About 1.33 million people in Korea had more than one medical expense insurance policy, and 95% of them were insured under both individual and group policies as of late March 2022. As medical expense insurance is an indemnity-based health insurance policy that pays a set portion of the actual medical treatment and hospitalization expenses, having more than one policy is not necessary. With the introduction of coverage suspension option, insurance consumers will be saved from unnecessary premium payments.
Relaxation of the Insurance Licensing Regulation
The insurance licensing regulation has been revised to relax the one company, one license policy to enable the insurance industry to better deal with digitalization and an evolving insurance market environment. Since the revision went into force in November 2022, more than one life or non-life insurance business license can now be held by each insurance group. Subsidiaries of existing insurers are allowed to engage in the insurance business as small-amount and short-term insurers or mono-line insurers specializing in the products that their parent companies do not handle. They are permitted to work with the same exclusive solicitors tied to their insurance group. In addition, insurers are allowed to use cyber marketing channels like mobile phones and websites even if there is an insurer within the insurance group that specializes in cyber marketing.

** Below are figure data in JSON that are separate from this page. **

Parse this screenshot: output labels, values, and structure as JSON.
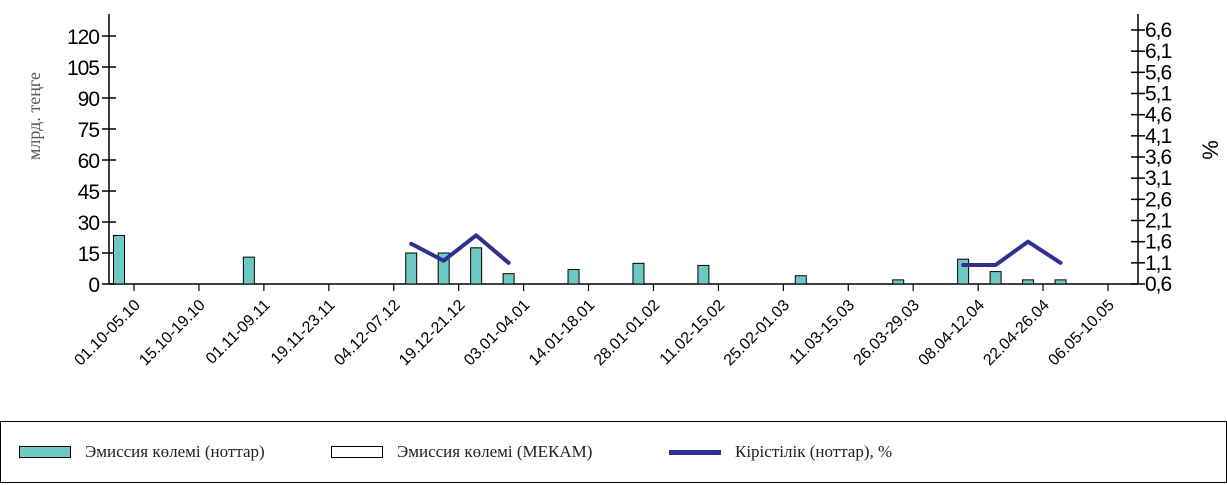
{
  "chart_data": {
    "type": "bar+line",
    "categories": [
      "01.10-05.10",
      "15.10-19.10",
      "01.11-09.11",
      "19.11-23.11",
      "04.12-07.12",
      "19.12-21.12",
      "03.01-04.01",
      "14.01-18.01",
      "28.01-01.02",
      "11.02-15.02",
      "25.02-01.03",
      "11.03-15.03",
      "26.03-29.03",
      "08.04-12.04",
      "22.04-26.04",
      "06.05-10.05"
    ],
    "bars": [
      {
        "pos": 0.0,
        "value": 23.5
      },
      {
        "pos": 4.0,
        "value": 13
      },
      {
        "pos": 9.0,
        "value": 15
      },
      {
        "pos": 10.0,
        "value": 15
      },
      {
        "pos": 11.0,
        "value": 17.5
      },
      {
        "pos": 12.0,
        "value": 5
      },
      {
        "pos": 14.0,
        "value": 7
      },
      {
        "pos": 16.0,
        "value": 10
      },
      {
        "pos": 18.0,
        "value": 9
      },
      {
        "pos": 21.0,
        "value": 4
      },
      {
        "pos": 24.0,
        "value": 2
      },
      {
        "pos": 26.0,
        "value": 12
      },
      {
        "pos": 27.0,
        "value": 6
      },
      {
        "pos": 28.0,
        "value": 2
      },
      {
        "pos": 29.0,
        "value": 2
      }
    ],
    "yield_lines": [
      {
        "points": [
          {
            "pos": 9.0,
            "value": 1.55
          },
          {
            "pos": 10.0,
            "value": 1.15
          },
          {
            "pos": 11.0,
            "value": 1.75
          },
          {
            "pos": 12.0,
            "value": 1.1
          }
        ]
      },
      {
        "points": [
          {
            "pos": 26.0,
            "value": 1.05
          },
          {
            "pos": 27.0,
            "value": 1.05
          },
          {
            "pos": 28.0,
            "value": 1.6
          },
          {
            "pos": 29.0,
            "value": 1.1
          }
        ]
      }
    ],
    "y_left": {
      "label": "млрд. теңге",
      "ticks": [
        0,
        15,
        30,
        45,
        60,
        75,
        90,
        105,
        120
      ],
      "range": [
        0,
        120
      ]
    },
    "y_right": {
      "label": "%",
      "ticks": [
        "0,6",
        "1,1",
        "1,6",
        "2,1",
        "2,6",
        "3,1",
        "3,6",
        "4,1",
        "4,6",
        "5,1",
        "5,6",
        "6,1",
        "6,6"
      ],
      "range": [
        0.6,
        6.6
      ]
    },
    "legend_position": "bottom",
    "series": [
      {
        "name": "Эмиссия көлемі (ноттар)",
        "kind": "bar",
        "color": "#6ec9c3"
      },
      {
        "name": "Эмиссия көлемі (МЕКАМ)",
        "kind": "bar",
        "color": "#ffffff"
      },
      {
        "name": "Кірістілік (ноттар), %",
        "kind": "line",
        "color": "#2e3192"
      }
    ]
  },
  "colors": {
    "bar_fill": "#6ec9c3",
    "bar_stroke": "#000000",
    "line": "#2e3192",
    "axis": "#000000"
  }
}
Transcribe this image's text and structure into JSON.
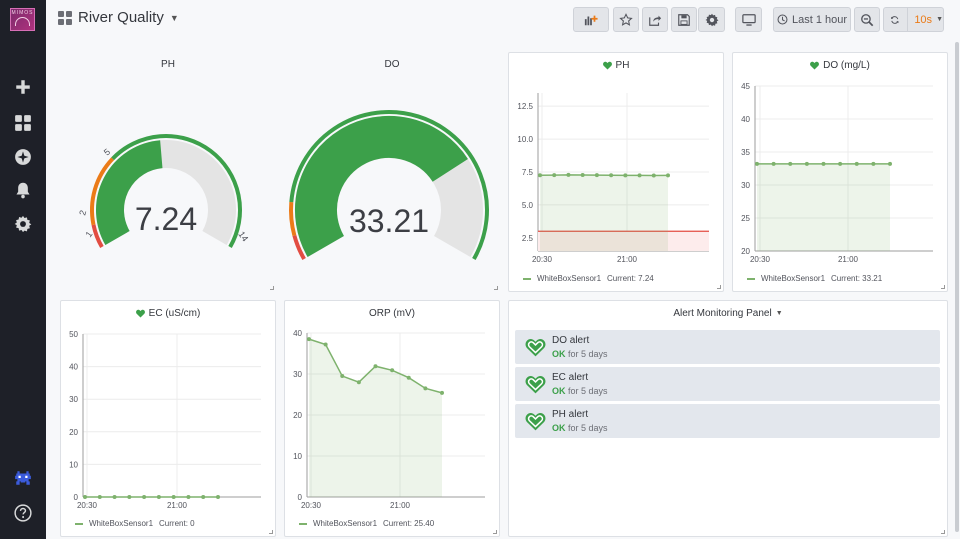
{
  "sidebar": {
    "logo_text": "MIMOS",
    "items": [
      "plus-icon",
      "dashboards-icon",
      "explore-icon",
      "alerting-icon",
      "configuration-icon",
      "user-avatar",
      "help-icon"
    ]
  },
  "navbar": {
    "title": "River Quality",
    "time_range": "Last 1 hour",
    "refresh_interval": "10s"
  },
  "gauges": [
    {
      "title": "PH",
      "value": "7.24",
      "ticks": [
        "1",
        "2",
        "5",
        "14"
      ],
      "min": 1,
      "max": 14,
      "thresholds": [
        2,
        5
      ],
      "reading": 7.24
    },
    {
      "title": "DO",
      "value": "33.21",
      "min": 0,
      "max": 45,
      "reading": 33.21
    }
  ],
  "chart_data": [
    {
      "type": "line",
      "title": "PH",
      "x_ticks": [
        "20:30",
        "21:00"
      ],
      "y_ticks": [
        "2.5",
        "5.0",
        "7.5",
        "10.0",
        "12.5"
      ],
      "ylim": [
        1.5,
        13.5
      ],
      "threshold": 3.0,
      "series": [
        {
          "name": "WhiteBoxSensor1",
          "values": [
            7.25,
            7.26,
            7.28,
            7.27,
            7.26,
            7.25,
            7.24,
            7.24,
            7.23,
            7.24
          ]
        }
      ],
      "legend": {
        "series": "WhiteBoxSensor1",
        "current_label": "Current:",
        "current": "7.24"
      }
    },
    {
      "type": "line",
      "title": "DO (mg/L)",
      "x_ticks": [
        "20:30",
        "21:00"
      ],
      "y_ticks": [
        "20",
        "25",
        "30",
        "35",
        "40",
        "45"
      ],
      "ylim": [
        20,
        45
      ],
      "series": [
        {
          "name": "WhiteBoxSensor1",
          "values": [
            33.2,
            33.2,
            33.2,
            33.2,
            33.2,
            33.2,
            33.2,
            33.2,
            33.21
          ]
        }
      ],
      "legend": {
        "series": "WhiteBoxSensor1",
        "current_label": "Current:",
        "current": "33.21"
      }
    },
    {
      "type": "line",
      "title": "EC (uS/cm)",
      "x_ticks": [
        "20:30",
        "21:00"
      ],
      "y_ticks": [
        "0",
        "10",
        "20",
        "30",
        "40",
        "50"
      ],
      "ylim": [
        0,
        50
      ],
      "series": [
        {
          "name": "WhiteBoxSensor1",
          "values": [
            0,
            0,
            0,
            0,
            0,
            0,
            0,
            0,
            0,
            0
          ]
        }
      ],
      "legend": {
        "series": "WhiteBoxSensor1",
        "current_label": "Current:",
        "current": "0"
      }
    },
    {
      "type": "area",
      "title": "ORP (mV)",
      "x_ticks": [
        "20:30",
        "21:00"
      ],
      "y_ticks": [
        "0",
        "10",
        "20",
        "30",
        "40"
      ],
      "ylim": [
        0,
        40
      ],
      "series": [
        {
          "name": "WhiteBoxSensor1",
          "values": [
            38.5,
            37.2,
            29.5,
            28.0,
            31.9,
            30.9,
            29.1,
            26.5,
            25.4
          ]
        }
      ],
      "legend": {
        "series": "WhiteBoxSensor1",
        "current_label": "Current:",
        "current": "25.40"
      }
    }
  ],
  "alert_panel": {
    "title": "Alert Monitoring Panel",
    "alerts": [
      {
        "name": "DO alert",
        "state": "OK",
        "duration": "for 5 days"
      },
      {
        "name": "EC alert",
        "state": "OK",
        "duration": "for 5 days"
      },
      {
        "name": "PH alert",
        "state": "OK",
        "duration": "for 5 days"
      }
    ]
  },
  "colors": {
    "ok_green": "#3ca04a",
    "series_green": "#7eb26d",
    "threshold_red": "#e24d42",
    "refresh_orange": "#eb7b18"
  }
}
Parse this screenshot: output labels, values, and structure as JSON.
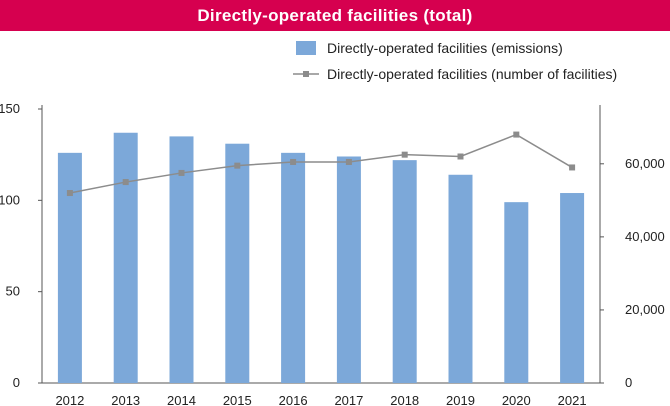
{
  "title": "Directly-operated facilities (total)",
  "colors": {
    "title_bg": "#d6004f",
    "bar": "#7ca8d9",
    "line": "#8c8c8c",
    "axis": "#555555"
  },
  "chart_data": {
    "type": "bar",
    "title": "Directly-operated facilities (total)",
    "categories": [
      "2012",
      "2013",
      "2014",
      "2015",
      "2016",
      "2017",
      "2018",
      "2019",
      "2020",
      "2021"
    ],
    "series": [
      {
        "name": "Directly-operated facilities (emissions)",
        "type": "bar",
        "axis": "left",
        "values": [
          126,
          137,
          135,
          131,
          126,
          124,
          122,
          114,
          99,
          104
        ]
      },
      {
        "name": "Directly-operated facilities (number of facilities)",
        "type": "line",
        "axis": "right",
        "values": [
          52000,
          55000,
          57500,
          59500,
          60500,
          60500,
          62500,
          62000,
          68000,
          59000
        ]
      }
    ],
    "y_left": {
      "min": 0,
      "max": 150,
      "ticks": [
        "0",
        "50",
        "100",
        "150"
      ],
      "tick_values": [
        0,
        50,
        100,
        150
      ]
    },
    "y_right": {
      "min": 0,
      "max": 75000,
      "ticks": [
        "0",
        "20,000",
        "40,000",
        "60,000"
      ],
      "tick_values": [
        0,
        20000,
        40000,
        60000
      ]
    },
    "legend_position": "top-right",
    "grid": false
  }
}
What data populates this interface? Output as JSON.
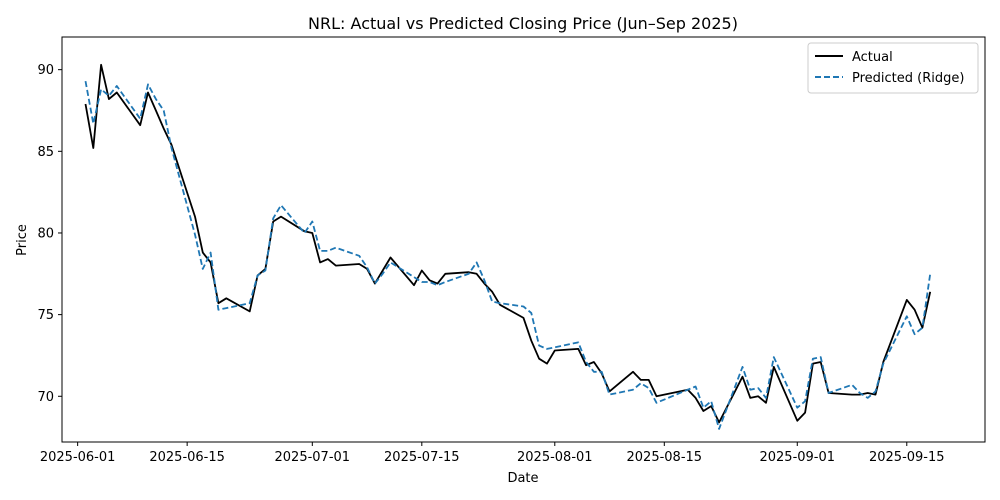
{
  "chart_data": {
    "type": "line",
    "title": "NRL: Actual vs Predicted Closing Price (Jun–Sep 2025)",
    "xlabel": "Date",
    "ylabel": "Price",
    "xlim": [
      "2025-05-30",
      "2025-09-25"
    ],
    "ylim": [
      67.2,
      92.0
    ],
    "x_ticks": [
      "2025-06-01",
      "2025-06-15",
      "2025-07-01",
      "2025-07-15",
      "2025-08-01",
      "2025-08-15",
      "2025-09-01",
      "2025-09-15"
    ],
    "y_ticks": [
      70,
      75,
      80,
      85,
      90
    ],
    "grid": false,
    "legend_position": "top-right",
    "dates": [
      "2025-06-02",
      "2025-06-03",
      "2025-06-04",
      "2025-06-05",
      "2025-06-06",
      "2025-06-09",
      "2025-06-10",
      "2025-06-11",
      "2025-06-12",
      "2025-06-13",
      "2025-06-16",
      "2025-06-17",
      "2025-06-18",
      "2025-06-19",
      "2025-06-20",
      "2025-06-23",
      "2025-06-24",
      "2025-06-25",
      "2025-06-26",
      "2025-06-27",
      "2025-06-30",
      "2025-07-01",
      "2025-07-02",
      "2025-07-03",
      "2025-07-04",
      "2025-07-07",
      "2025-07-08",
      "2025-07-09",
      "2025-07-10",
      "2025-07-11",
      "2025-07-14",
      "2025-07-15",
      "2025-07-16",
      "2025-07-17",
      "2025-07-18",
      "2025-07-21",
      "2025-07-22",
      "2025-07-23",
      "2025-07-24",
      "2025-07-25",
      "2025-07-28",
      "2025-07-29",
      "2025-07-30",
      "2025-07-31",
      "2025-08-01",
      "2025-08-04",
      "2025-08-05",
      "2025-08-06",
      "2025-08-07",
      "2025-08-08",
      "2025-08-11",
      "2025-08-12",
      "2025-08-13",
      "2025-08-14",
      "2025-08-18",
      "2025-08-19",
      "2025-08-20",
      "2025-08-21",
      "2025-08-22",
      "2025-08-25",
      "2025-08-26",
      "2025-08-27",
      "2025-08-28",
      "2025-08-29",
      "2025-09-01",
      "2025-09-02",
      "2025-09-03",
      "2025-09-04",
      "2025-09-05",
      "2025-09-08",
      "2025-09-09",
      "2025-09-10",
      "2025-09-11",
      "2025-09-12",
      "2025-09-15",
      "2025-09-16",
      "2025-09-17",
      "2025-09-18"
    ],
    "series": [
      {
        "name": "Actual",
        "color": "#000000",
        "dash": "solid",
        "values": [
          87.9,
          85.2,
          90.3,
          88.2,
          88.6,
          86.6,
          88.6,
          87.5,
          86.4,
          85.4,
          81.0,
          78.8,
          78.2,
          75.7,
          76.0,
          75.2,
          77.4,
          77.8,
          80.7,
          81.0,
          80.1,
          80.0,
          78.2,
          78.4,
          78.0,
          78.1,
          77.8,
          76.9,
          77.7,
          78.5,
          76.8,
          77.7,
          77.1,
          76.9,
          77.5,
          77.6,
          77.5,
          76.9,
          76.4,
          75.6,
          74.8,
          73.4,
          72.3,
          72.0,
          72.8,
          72.9,
          71.9,
          72.1,
          71.4,
          70.3,
          71.5,
          71.0,
          71.0,
          70.0,
          70.4,
          69.9,
          69.1,
          69.4,
          68.4,
          71.2,
          69.9,
          70.0,
          69.6,
          71.8,
          68.5,
          69.0,
          72.0,
          72.1,
          70.2,
          70.1,
          70.1,
          70.2,
          70.1,
          72.1,
          75.9,
          75.3,
          74.2,
          76.4
        ]
      },
      {
        "name": "Predicted (Ridge)",
        "color": "#1f77b4",
        "dash": "dashed",
        "values": [
          89.3,
          86.7,
          88.8,
          88.4,
          89.0,
          87.0,
          89.1,
          88.2,
          87.5,
          85.2,
          79.9,
          77.8,
          78.8,
          75.3,
          75.4,
          75.7,
          77.4,
          77.7,
          80.9,
          81.7,
          80.0,
          80.7,
          78.9,
          78.9,
          79.1,
          78.6,
          77.9,
          76.9,
          77.5,
          78.2,
          77.3,
          77.0,
          77.0,
          76.8,
          77.0,
          77.5,
          78.2,
          77.1,
          75.8,
          75.7,
          75.5,
          75.1,
          73.1,
          72.9,
          73.0,
          73.3,
          72.1,
          71.5,
          71.5,
          70.1,
          70.4,
          70.8,
          70.5,
          69.6,
          70.4,
          70.6,
          69.3,
          69.7,
          68.0,
          71.8,
          70.4,
          70.5,
          69.9,
          72.4,
          69.3,
          69.7,
          72.3,
          72.4,
          70.2,
          70.7,
          70.2,
          69.9,
          70.3,
          72.0,
          74.9,
          73.8,
          74.2,
          77.5
        ]
      }
    ]
  }
}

Changes in the Standard Terms and Conditions of a Car Insurance Policy
There have been changes in the standard terms and conditions of a car insurance policy, which became effective in January 2023. Patients with minor injuries from car accidents must pay for a portion of medical expenses in excess of Third Party Bodily Injury I Coverage depending on the degree of their own negligence. The payment can be made from their own insurance or out of their own pockets.
In addition, when patients with mild injuries receive long-term treatment for more than four weeks, they must submit a diagnostic report issued by the medical institution to the insurance company. Previously, it was possible for a car accident victim to receive medical treatment and get insurance coverage for an unlimited period of time without submitting a proof document like a diagnostic report, but now car insurance coverage for such long-term treatment is available only for a period specified in the medical report.
Another change is to expand the types of repair and include towing costs in losses covered by Third Party Property Damage Coverage so as to provide adequate protection to insurance consumers.
Increase in Reward for Reporting Insurance Fraud
The maximum reward for reporting insurance fraud has been raised from KRW 1 billion to KRW 2 billion since January 2023 in order to encourage the reporting of insurance fraud and curb fraudulent insurance claims. When an insurance claim is filed, a notification message is sent to the claimant regarding the reporting of insurance fraud. This will help raise public awareness of insurance scams.
False or inflated claims are a serious issue for the insurance industry. Insurance fraud is a crime committed against or by an insurance company or agent for profit. It is essential for the industry to work closely together with supervisory authorities to detect fraudulent claims arising from the dishonest intent of policyholders who expect to make financial gains from their insurance policies and the collusion of insurance professionals, agents, doctors, medical service providers, and car repair shops.